女将さんに純友公園の場所を聞き宿を出る。飯は豪華でウマいし部屋も綺麗ですごく良かったと挨拶をしたのだが、南予の人は感情をあまり表にださないので軽く微笑んだ程度だった。かと思えば、純友公園への地図を書くときは楽しそうだったので商売気があまり無いのだろう。そんな素朴さが良い宿だった。
港沿いに歩き、桟橋を越えたところで民宿を振り返ってみた。いつの間にか太陽が中空で輝いていた。私は柔らかい光と共に明海集落の中へと溶け込んでいった。

狭い路地を歩き集落の奥に入って行くと海円寺があった。立派なお寺で、山門に釣鐘、お堂もあった。
隣接している墓地は、能登集落同様に石垣を配することで絶壁にお墓を作る空間を作りだしていた。
住職や偉い人の墓と思われる五輪の塔は花崗岩製で、跳ね上がりの部分を尖らせている。個人的な見解だが、新しいタイプの五輪の塔だと思われる。


一般人のお墓は砂岩製で猫足と言われるお墓の形をしている。猫足と言われる形は江戸時代に瀬戸内で流行したと西予市愛媛県歴史文化博物館の学芸員の方に聞いた。

少し高台から集落の風景を眺め、純友公園へと歩みを進めた。この話は「純友公園攻め」にて記述。(クリックで城攻めコーナーへ移動)

純友公園攻め後、車道沿いに歩き続ける。下写真は「堺の浜」と呼ばれる場所で、島が途切れている。現在でも道路の下は水路になっていて海はつながっているのだ。


堺の浜に立ち海を見比べてみたが、西は海しか見えず、東は宇和島の山々がよく見えた。
とてもそうは思えないのだが、九州とのつながりも強いと言われ、豊後の大友氏がここに拠点を築いたらしい。海流に任せていれば日振島の岩壁に自然とぶつかるのだろうか?もしそうならば、海流を把握した海賊というのは非常に厄介であり貴重な存在だ。

板東武者である平将門は騎馬の印象が強いのであるが、広い低湿地帯の下総では船の移動が欠かせない。その為、馬運業者と海運業者には密接なつながりがあるのではなかろうか、と網野氏の対談本に記されていた事に強く興味を持っていた。
承平4年(934)、朝廷が海賊追捕に武蔵の兵士を派遣したことが記録にある。成果が記録されていないことから大した活躍はできなかったと思われる。これは、海と湖沼がまったく違い運輸業者を思うよう使えなかったことの現れではないか。

海を知り尽くしたものを配下に置いた以上、純友が海から離れられなかったのもよく分かる。

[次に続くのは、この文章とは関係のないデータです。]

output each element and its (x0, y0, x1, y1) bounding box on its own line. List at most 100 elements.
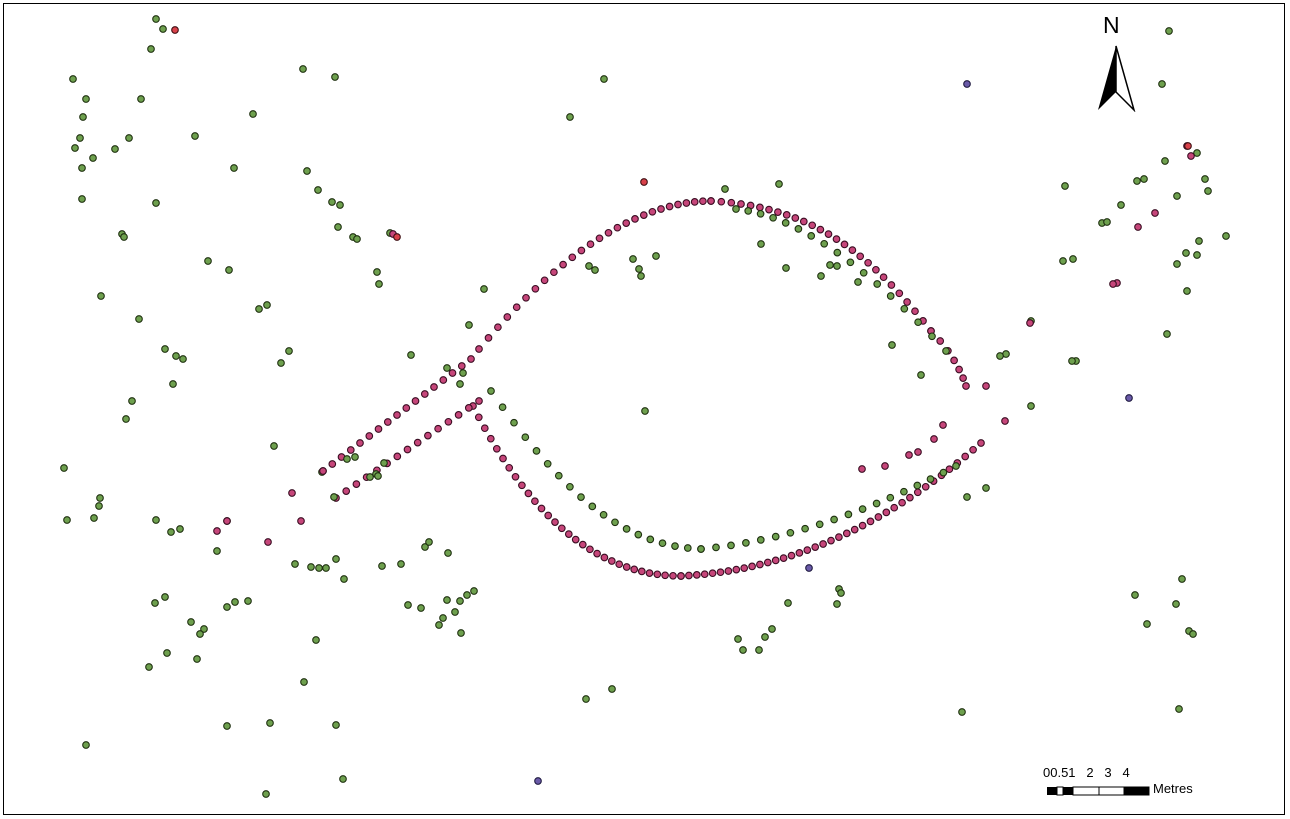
map-point-green (145, 663, 153, 671)
map-point-purple (534, 777, 542, 785)
map-point-green (807, 232, 816, 240)
map-point-pink (737, 200, 745, 208)
map-point-green (859, 268, 868, 277)
map-point-green (312, 636, 320, 644)
map-point-green (846, 258, 855, 267)
map-point-green (1161, 157, 1169, 165)
map-point-green (928, 332, 936, 341)
map-point-green (439, 614, 447, 622)
map-point-green (1204, 187, 1212, 195)
map-point-pink (748, 562, 756, 571)
map-point-pink (559, 260, 567, 269)
map-point-pink (959, 374, 967, 382)
map-point-green (830, 515, 838, 524)
map-point-green (193, 655, 201, 663)
map-point-green (826, 261, 834, 269)
map-point-green (451, 608, 459, 616)
map-point-green (820, 239, 829, 248)
map-point-pink (1001, 417, 1009, 425)
map-point-green (421, 543, 429, 551)
map-point-green (599, 510, 608, 519)
map-point-green (225, 266, 233, 274)
map-point-pink (779, 554, 788, 562)
map-point-pink (930, 435, 938, 443)
map-point-green (443, 364, 451, 372)
map-point-green (223, 603, 231, 611)
map-point-green (397, 560, 405, 568)
map-point-pink (685, 571, 693, 580)
map-point-green (332, 721, 340, 729)
map-point-green (1131, 591, 1139, 599)
map-point-green (1175, 705, 1183, 713)
map-point-pink (615, 560, 624, 569)
map-point-green (443, 596, 451, 604)
map-point-green (532, 447, 541, 455)
map-point-green (322, 564, 330, 572)
map-point-green (417, 604, 425, 612)
map-point-pink (674, 200, 682, 209)
map-point-green (328, 198, 336, 206)
map-point-pink (827, 536, 835, 545)
map-point-pink (595, 234, 604, 243)
map-point-pink (874, 513, 883, 521)
map-point-green (634, 530, 643, 539)
map-point-pink (740, 564, 749, 572)
map-point-green (71, 144, 79, 152)
map-point-green (608, 685, 616, 693)
map-point-pink (319, 467, 327, 475)
map-point-pink (653, 570, 662, 579)
map-point-green (858, 505, 867, 513)
map-point-pink (961, 452, 970, 461)
map-point-green (755, 646, 763, 654)
map-point-green (1165, 27, 1173, 35)
map-point-green (786, 528, 795, 537)
map-point-pink (474, 413, 483, 422)
map-point-green (982, 484, 990, 492)
map-point-green (782, 264, 790, 272)
map-point-green (744, 207, 753, 215)
map-point-green (554, 471, 563, 480)
map-point-pink (352, 480, 361, 488)
map-point-green (291, 560, 299, 568)
map-point-green (833, 600, 841, 608)
map-point-green (1061, 182, 1069, 190)
map-point-green (270, 442, 278, 450)
map-point-pink (531, 284, 540, 293)
map-point-purple (963, 80, 971, 88)
map-point-green (886, 493, 895, 502)
map-point-green (196, 630, 204, 638)
map-point-pink (213, 527, 221, 535)
map-point-green (231, 598, 239, 606)
map-point-pink (413, 438, 422, 447)
map-point-green (152, 516, 160, 524)
map-point-pink (524, 489, 533, 498)
map-point-green (577, 493, 585, 501)
map-point-pink (669, 571, 677, 580)
map-point-green (90, 514, 98, 522)
map-point-green (262, 790, 270, 798)
map-point-green (671, 542, 679, 550)
map-point-green (266, 719, 274, 727)
map-point-green (1068, 357, 1076, 365)
map-point-pink (756, 203, 764, 212)
map-point-pink (439, 376, 448, 384)
map-point-green (331, 73, 339, 81)
map-point-green (1178, 575, 1186, 583)
map-point-pink (791, 214, 800, 222)
map-point-green (407, 351, 415, 359)
map-point-pink (551, 518, 559, 526)
map-point-pink (906, 493, 914, 502)
scale-bar-labels: 00.51 2 3 4 (1043, 765, 1130, 780)
map-point-pink (856, 252, 865, 261)
map-point-pink (448, 369, 457, 377)
map-point-pink (402, 404, 411, 412)
map-point-purple (1125, 394, 1133, 402)
map-point-green (600, 75, 608, 83)
map-point-pink (864, 258, 872, 267)
map-point-pink (832, 235, 841, 243)
map-point-green (697, 545, 705, 553)
map-point-green (314, 186, 322, 194)
map-point-green (1222, 232, 1230, 240)
map-point-pink (799, 217, 808, 226)
map-point-pink (630, 565, 639, 574)
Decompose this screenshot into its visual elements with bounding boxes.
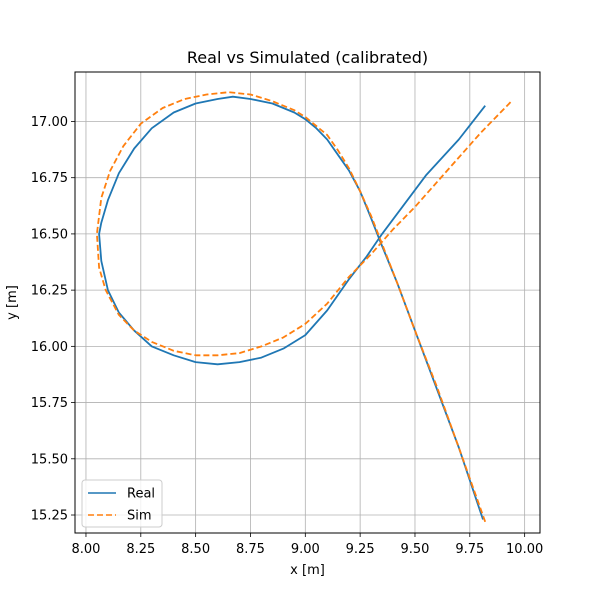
x-tick-label: 8.75 — [236, 542, 265, 557]
y-tick-label: 16.75 — [31, 171, 68, 186]
y-tick-label: 15.25 — [31, 509, 68, 524]
y-tick-label: 16.50 — [31, 227, 68, 242]
x-tick-label: 9.00 — [291, 542, 320, 557]
legend: Real Sim — [81, 479, 163, 528]
x-tick-label: 9.25 — [346, 542, 375, 557]
y-tick-label: 15.50 — [31, 452, 68, 467]
x-tick-label: 8.00 — [71, 542, 100, 557]
y-tick-label: 17.00 — [31, 115, 68, 130]
chart-title: Real vs Simulated (calibrated) — [187, 48, 428, 67]
y-tick-label: 16.00 — [31, 340, 68, 355]
x-tick-label: 8.25 — [126, 542, 155, 557]
x-axis-label: x [m] — [290, 563, 325, 578]
y-tick-label: 15.75 — [31, 396, 68, 411]
x-tick-label: 8.50 — [181, 542, 210, 557]
legend-label-real: Real — [127, 487, 155, 502]
x-tick-label: 10.00 — [506, 542, 543, 557]
ticks: 8.00 8.25 8.50 8.75 9.00 9.25 9.50 9.75 10.00 15.… — [31, 115, 543, 557]
y-axis-label: y [m] — [5, 285, 20, 320]
x-tick-label: 9.50 — [400, 542, 429, 557]
y-tick-label: 16.25 — [31, 284, 68, 299]
series-layer — [96, 91, 513, 523]
legend-label-sim: Sim — [127, 509, 152, 524]
grid — [75, 72, 540, 533]
series-line-real — [98, 95, 486, 520]
plot-frame — [74, 71, 541, 534]
series-line-sim — [96, 91, 513, 523]
x-tick-label: 9.75 — [455, 542, 484, 557]
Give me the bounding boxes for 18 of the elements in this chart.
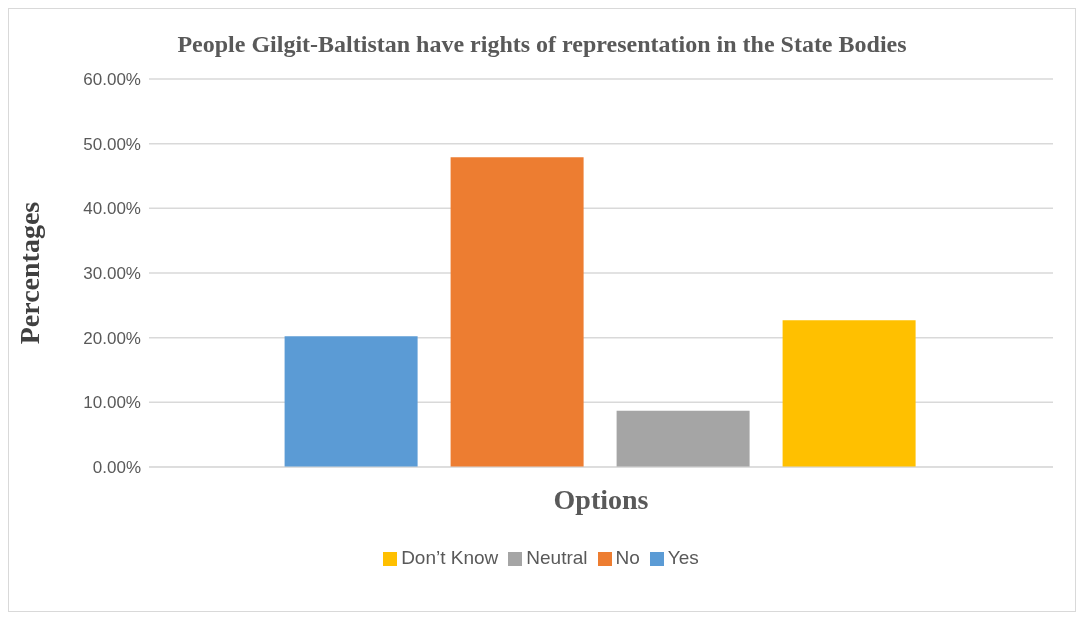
y-tick-label: 10.00% bbox=[83, 393, 141, 413]
legend-label: Neutral bbox=[526, 547, 588, 568]
legend-label: Don’t Know bbox=[401, 547, 499, 568]
y-tick-label: 0.00% bbox=[92, 458, 141, 478]
bar bbox=[616, 410, 750, 467]
y-tick-label: 40.00% bbox=[83, 199, 141, 219]
y-tick-label: 20.00% bbox=[83, 328, 141, 348]
legend-label: Yes bbox=[667, 547, 699, 568]
chart-title: People Gilgit-Baltistan have rights of representation in the State Bodies bbox=[176, 30, 908, 59]
bar bbox=[284, 336, 418, 467]
legend-label: No bbox=[615, 547, 640, 568]
x-axis-title: Options bbox=[553, 484, 649, 515]
bar bbox=[450, 157, 584, 467]
y-tick-label: 50.00% bbox=[83, 134, 141, 154]
bar bbox=[782, 320, 916, 467]
y-axis-title: Percentages bbox=[13, 201, 45, 345]
y-tick-label: 60.00% bbox=[83, 70, 141, 90]
y-tick-label: 30.00% bbox=[83, 264, 141, 284]
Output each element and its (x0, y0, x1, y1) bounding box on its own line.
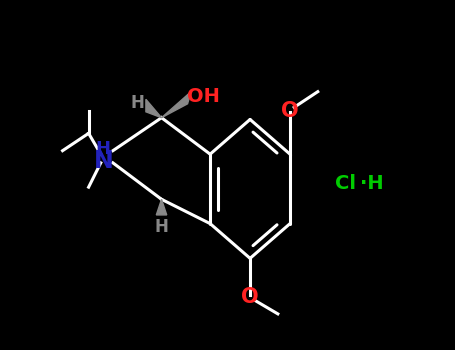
Text: H: H (95, 140, 110, 158)
Text: ·H: ·H (360, 174, 384, 193)
Polygon shape (162, 92, 191, 118)
Text: N: N (94, 149, 114, 173)
Polygon shape (157, 199, 167, 215)
Text: O: O (281, 101, 299, 121)
Text: O: O (241, 287, 259, 307)
Polygon shape (146, 99, 162, 118)
Text: Cl: Cl (335, 174, 356, 193)
Text: H: H (130, 94, 144, 112)
Text: H: H (155, 218, 168, 236)
Text: OH: OH (187, 88, 220, 106)
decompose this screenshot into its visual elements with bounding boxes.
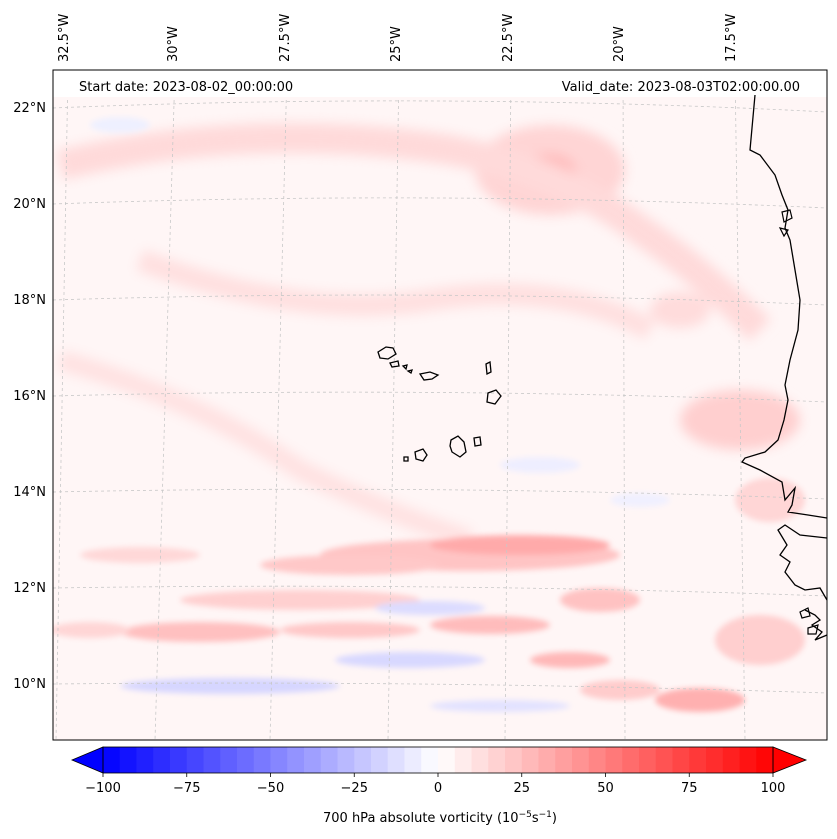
colorbar-tick-label: −100	[85, 781, 121, 796]
colorbar-label: 700 hPa absolute vorticity (10−5s−1)	[323, 810, 557, 826]
map-frame	[52, 69, 828, 741]
colorbar-cell	[505, 747, 523, 773]
colorbar-cell	[454, 747, 472, 773]
colorbar-cell	[655, 747, 673, 773]
lat-label-14n: 14°N	[13, 485, 46, 500]
colorbar-cell	[488, 747, 506, 773]
colorbar-tick-label: −75	[173, 781, 200, 796]
colorbar-cell	[287, 747, 305, 773]
lon-label-17-5w: 17.5°W	[724, 14, 739, 62]
colorbar-tick-label: 0	[434, 781, 442, 796]
colorbar-tick-label: −50	[257, 781, 284, 796]
africa-coastline	[740, 94, 827, 519]
colorbar-cell	[220, 747, 238, 773]
colorbar-tick-label: 75	[681, 781, 698, 796]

堺の浜から40分程歩くと喜路の養殖場が見えてくる。写真左の島が横島で、右は日振島の最南端だ。その間を「早磯の瀬戸」と言うらしい。水流が早くなるところなのだろうか?
この雄大な眺めを見ながら少し歩いていると、大きな廃屋があり、そこから集落になっていく。

喜路集落では家の前のベンチで座っているおじさんが居た。山に入れるかどうか聞いてみると、昔は能登の方へ行く山道があったのだが、数年前くらいからでかいイノシシが出だして誰も山に入らなくなったのだとか。また、山を越えて反対側の海に行くのはかなり難しいという。
それならばと先っぽを目指して歩いてみる。途中で港があったり作業工場があったりで右往左往していると、船の作業をしていた人が「工場のとこをグルッと回るんや!」と指示してくれ、先へ進むことが出来た。



少し歩くと日振島の先っぽへ到着した。切り立った岩に黒々とした岩が転がる。ここが早磯の瀬戸と言われている場所で、向かいに見える島が横島だ。尖がりかげんが美しい島である。
ただそれだけの場所であったが、波風のしぶきを感じながらしばし物思いにふけるのだった。

帰りの船が来るまでの間に集落の中を散策してみる。家が狭く密集している中、時々畑がある。獣除けネットを張り巡らしているのをみると猪が降りてくるのかもしれない。


港のすぐ傍には八坂神社があり、原型をギリギリとどめている尾道型狛犬が置かれていた。ボロボロになってもなお頑張っている姿が非常に美しいではないか。


日振島の中では喜路港が一番栄えているように思えた。このように待合所があるのはここだけだったし、畑もここでしか見なかった。お墓も綺麗に新調されているところが多く、人と話したのもこの港だけなのだ。

やがて、船が入港しいつものように迎えの人が集まる。私は人の流れに逆行し船内に乗り込み夕日と共に宇和島へと帰る。船内ではひたすら寝入ってしまい純友への思いはどこへやらという旅となってしまった。